NEW SECTION. Sec. 4.
A new section is added to chapter 77.36
RCW to read as follows:
The department shall maintain sufficient staff resources in Ferry and Stevens counties for response to wolf-livestock conflict on an ongoing basis and for coordination with livestock producers on the continued implementation of proactive nonlethal deterrents.
and 2017 c 257 s 3 are each amended to read as follows:
(1) The northeast Washington wolf-livestock management grant is created within the department. Funds from the grant program must be used only for the deployment of nonlethal deterrence resources in any Washington county east of the crest of the Cascade mountain range that shares a border with Canada, including human presence, and locally owned and deliberately located equipment and tools.
(2)(a) A four-member advisory board is established to advise the department on the expenditure of the northeast Washington wolf-livestock management grant funds. Advisory board members must be knowledgeable about wolf depredation issues, and have a special interest in the use of nonlethal wolf management techniques. Board members are unpaid, are not state employees, and are not eligible for reimbursement for subsistence, lodging, or travel expenses incurred in the performance of their duties as board members. The director must appoint each member to the board for a term of two years. Board members may be reappointed for subsequent two-year terms. The following board members must be appointed by the director in consultation with each applicable conservation district and the legislators in the legislative district encompassing each county:
(i) One Ferry county conservation district board member or staff member;
(ii) One Stevens county conservation district board member or staff member;
(iii) One Pend Oreille conservation district board member or staff member; and
(iv) One Okanogan conservation district board member or staff member.
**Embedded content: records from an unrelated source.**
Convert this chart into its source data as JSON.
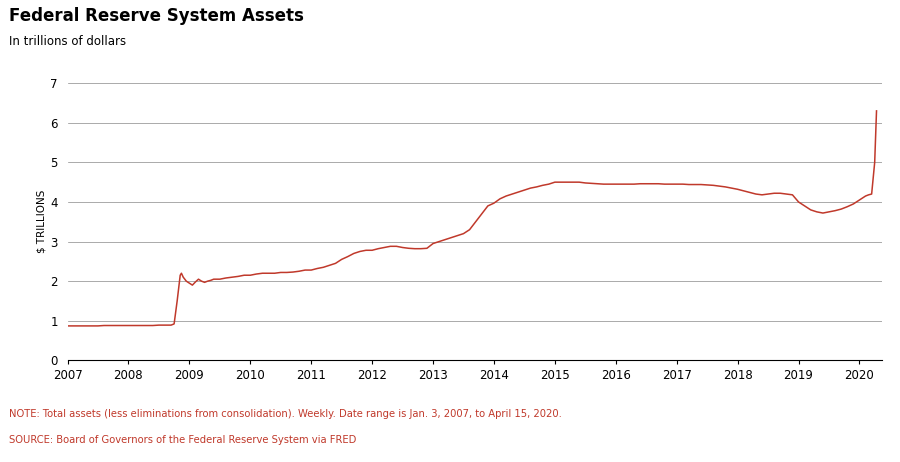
{
  "title": "Federal Reserve System Assets",
  "subtitle": "In trillions of dollars",
  "ylabel": "$ TRILLIONS",
  "note": "NOTE: Total assets (less eliminations from consolidation). Weekly. Date range is Jan. 3, 2007, to April 15, 2020.",
  "source": "SOURCE: Board of Governors of the Federal Reserve System via FRED",
  "line_color": "#c0392b",
  "background_color": "#ffffff",
  "note_color": "#c0392b",
  "grid_color": "#888888",
  "ylim": [
    0,
    7
  ],
  "yticks": [
    0,
    1,
    2,
    3,
    4,
    5,
    6,
    7
  ],
  "xlim_start": 2007.0,
  "xlim_end": 2020.37,
  "xtick_years": [
    2007,
    2008,
    2009,
    2010,
    2011,
    2012,
    2013,
    2014,
    2015,
    2016,
    2017,
    2018,
    2019,
    2020
  ],
  "data_x": [
    2007.0,
    2007.1,
    2007.2,
    2007.3,
    2007.4,
    2007.5,
    2007.6,
    2007.7,
    2007.8,
    2007.9,
    2008.0,
    2008.1,
    2008.2,
    2008.3,
    2008.4,
    2008.5,
    2008.6,
    2008.7,
    2008.75,
    2008.8,
    2008.83,
    2008.85,
    2008.87,
    2008.9,
    2008.95,
    2009.0,
    2009.05,
    2009.1,
    2009.15,
    2009.2,
    2009.25,
    2009.3,
    2009.35,
    2009.4,
    2009.5,
    2009.6,
    2009.7,
    2009.8,
    2009.9,
    2010.0,
    2010.1,
    2010.2,
    2010.3,
    2010.4,
    2010.5,
    2010.6,
    2010.7,
    2010.8,
    2010.9,
    2011.0,
    2011.1,
    2011.2,
    2011.3,
    2011.4,
    2011.5,
    2011.6,
    2011.7,
    2011.8,
    2011.9,
    2012.0,
    2012.1,
    2012.2,
    2012.3,
    2012.4,
    2012.5,
    2012.6,
    2012.7,
    2012.8,
    2012.9,
    2013.0,
    2013.1,
    2013.2,
    2013.3,
    2013.4,
    2013.5,
    2013.6,
    2013.7,
    2013.8,
    2013.9,
    2014.0,
    2014.1,
    2014.2,
    2014.3,
    2014.4,
    2014.5,
    2014.6,
    2014.7,
    2014.8,
    2014.9,
    2015.0,
    2015.1,
    2015.2,
    2015.3,
    2015.4,
    2015.5,
    2015.6,
    2015.7,
    2015.8,
    2015.9,
    2016.0,
    2016.1,
    2016.2,
    2016.3,
    2016.4,
    2016.5,
    2016.6,
    2016.7,
    2016.8,
    2016.9,
    2017.0,
    2017.1,
    2017.2,
    2017.3,
    2017.4,
    2017.5,
    2017.6,
    2017.7,
    2017.8,
    2017.9,
    2018.0,
    2018.1,
    2018.2,
    2018.3,
    2018.4,
    2018.5,
    2018.6,
    2018.7,
    2018.8,
    2018.9,
    2019.0,
    2019.1,
    2019.2,
    2019.3,
    2019.4,
    2019.5,
    2019.6,
    2019.7,
    2019.8,
    2019.9,
    2020.0,
    2020.05,
    2020.1,
    2020.15,
    2020.2,
    2020.25,
    2020.28
  ],
  "data_y": [
    0.87,
    0.87,
    0.87,
    0.87,
    0.87,
    0.87,
    0.88,
    0.88,
    0.88,
    0.88,
    0.88,
    0.88,
    0.88,
    0.88,
    0.88,
    0.89,
    0.89,
    0.89,
    0.92,
    1.5,
    1.9,
    2.15,
    2.2,
    2.1,
    2.0,
    1.95,
    1.9,
    1.98,
    2.05,
    2.0,
    1.97,
    2.0,
    2.02,
    2.05,
    2.05,
    2.08,
    2.1,
    2.12,
    2.15,
    2.15,
    2.18,
    2.2,
    2.2,
    2.2,
    2.22,
    2.22,
    2.23,
    2.25,
    2.28,
    2.28,
    2.32,
    2.35,
    2.4,
    2.45,
    2.55,
    2.62,
    2.7,
    2.75,
    2.78,
    2.78,
    2.82,
    2.85,
    2.88,
    2.88,
    2.85,
    2.83,
    2.82,
    2.82,
    2.83,
    2.95,
    3.0,
    3.05,
    3.1,
    3.15,
    3.2,
    3.3,
    3.5,
    3.7,
    3.9,
    3.97,
    4.08,
    4.15,
    4.2,
    4.25,
    4.3,
    4.35,
    4.38,
    4.42,
    4.45,
    4.5,
    4.5,
    4.5,
    4.5,
    4.5,
    4.48,
    4.47,
    4.46,
    4.45,
    4.45,
    4.45,
    4.45,
    4.45,
    4.45,
    4.46,
    4.46,
    4.46,
    4.46,
    4.45,
    4.45,
    4.45,
    4.45,
    4.44,
    4.44,
    4.44,
    4.43,
    4.42,
    4.4,
    4.38,
    4.35,
    4.32,
    4.28,
    4.24,
    4.2,
    4.18,
    4.2,
    4.22,
    4.22,
    4.2,
    4.18,
    4.0,
    3.9,
    3.8,
    3.75,
    3.72,
    3.75,
    3.78,
    3.82,
    3.88,
    3.95,
    4.05,
    4.1,
    4.15,
    4.18,
    4.2,
    5.0,
    6.3
  ]
}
(b) If no board member or staff member qualifies under this section, the director must appoint a resident of the applicable county to serve on the board.
(c) Board members may not:
(i) Directly benefit, in whole or in part, from any contract entered into or grant awarded under this section; or
(ii) Directly accept any compensation, gratuity, or reward in connection with such a contract from any other person with a beneficial interest in the contract.
(3) The board must help direct funding for the deployment of nonlethal deterrence resources, including human presence, and locally owned and deliberately located equipment and tools. Funds may only be distributed to nonprofit community-based collaborative organizations that have advisory boards that include personnel from relevant agencies including, but not limited to, the United States forest service and the Washington department of fish and wildlife((, or to individuals that are willing to receive technical assistance from the same agencies)).
NEW SECTION. Sec. 6. If specific funding for the purposes of this act, referencing this act by bill or chapter number, is not provided by June 30, 2019, in the omnibus appropriations act, this act is null and void.